Despite intensive PMPR, dental preventive measures reduced local signs of inflammation and decreasing amounts of plaque, the girl showed no changes in the stable tongue microbiome. This is consistent with a recent publication showing that experimentally induced gingivitis led to significant changes in the abundance of several genera and species in the subgingival and supragingival plaque, while the tongue microbiome showed no changes and was stable throughout the intervention [7]. The tongue microbiome could be the reservoir for gingivitis flora and seems to be resilient [8].
The clinical improvement in gingivitis confirms that targeted preventive measures led to a reduction in clinical symptoms and indices (i.e., PBI). Moreover, clinical benefits were observed that can only be maintained by regular preventive measures and hygiene instructions to ensure the absence of symptoms.

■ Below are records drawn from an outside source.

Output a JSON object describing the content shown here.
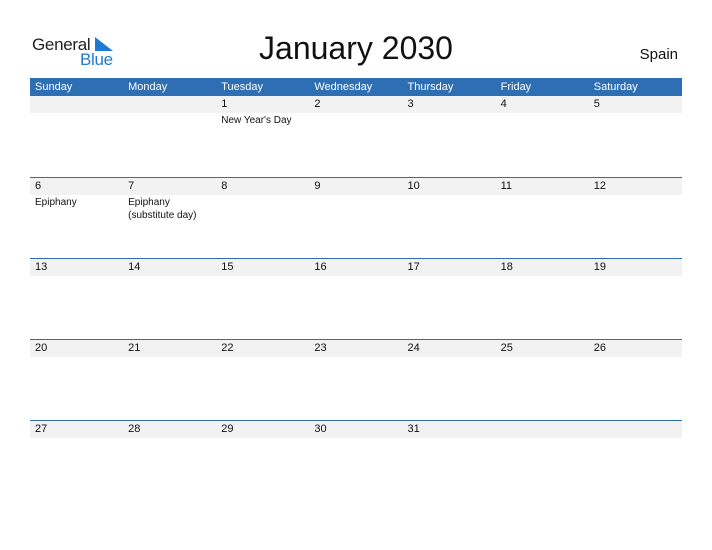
{
  "logo": {
    "line1": "General",
    "line2": "Blue"
  },
  "title": "January 2030",
  "country": "Spain",
  "colors": {
    "accent": "#2e6fb3",
    "strip": "#f2f2f2",
    "logo_blue": "#1f7ad1"
  },
  "weekdays": [
    "Sunday",
    "Monday",
    "Tuesday",
    "Wednesday",
    "Thursday",
    "Friday",
    "Saturday"
  ],
  "weeks": [
    {
      "dates": [
        "",
        "",
        "1",
        "2",
        "3",
        "4",
        "5"
      ],
      "events": [
        "",
        "",
        "New Year's Day",
        "",
        "",
        "",
        ""
      ]
    },
    {
      "dates": [
        "6",
        "7",
        "8",
        "9",
        "10",
        "11",
        "12"
      ],
      "events": [
        "Epiphany",
        "Epiphany (substitute day)",
        "",
        "",
        "",
        "",
        ""
      ]
    },
    {
      "dates": [
        "13",
        "14",
        "15",
        "16",
        "17",
        "18",
        "19"
      ],
      "events": [
        "",
        "",
        "",
        "",
        "",
        "",
        ""
      ]
    },
    {
      "dates": [
        "20",
        "21",
        "22",
        "23",
        "24",
        "25",
        "26"
      ],
      "events": [
        "",
        "",
        "",
        "",
        "",
        "",
        ""
      ]
    },
    {
      "dates": [
        "27",
        "28",
        "29",
        "30",
        "31",
        "",
        ""
      ],
      "events": [
        "",
        "",
        "",
        "",
        "",
        "",
        ""
      ]
    }
  ]
}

In the event of oral health problems that may be related to the patient's medication (i.e., GO after amlodipine in our case), a change in medication should be strongly considered (not an option in our patient).
A typical interdisciplinary team approach for young CKD patients could be as follows: initial screening by the nephrologist for gingivitis with subsequent referral to the dental team for a needs-based oral prevention and treatment programme, then PMPR followed by chlorhexidine and fluoride application, with periodontal surgery if necessary.
The presented patient has been part of a randomized controlled trial [8] about oral health in young CKD patients.
4. Conclusion
The establishment and maintenance of oral health in young CKD patients can be achieved through interdisciplinary teamwork. Dental prophylaxis sessions and orthodontic care, together with patient motivation and subsequent adherence and clinical supervision of paediatric nephrologists, were key to improving the oral health of our CKD patient. Due to the already high burden of care in these patients, it is necessary for all professions to provide patient-centered and evidence-based care.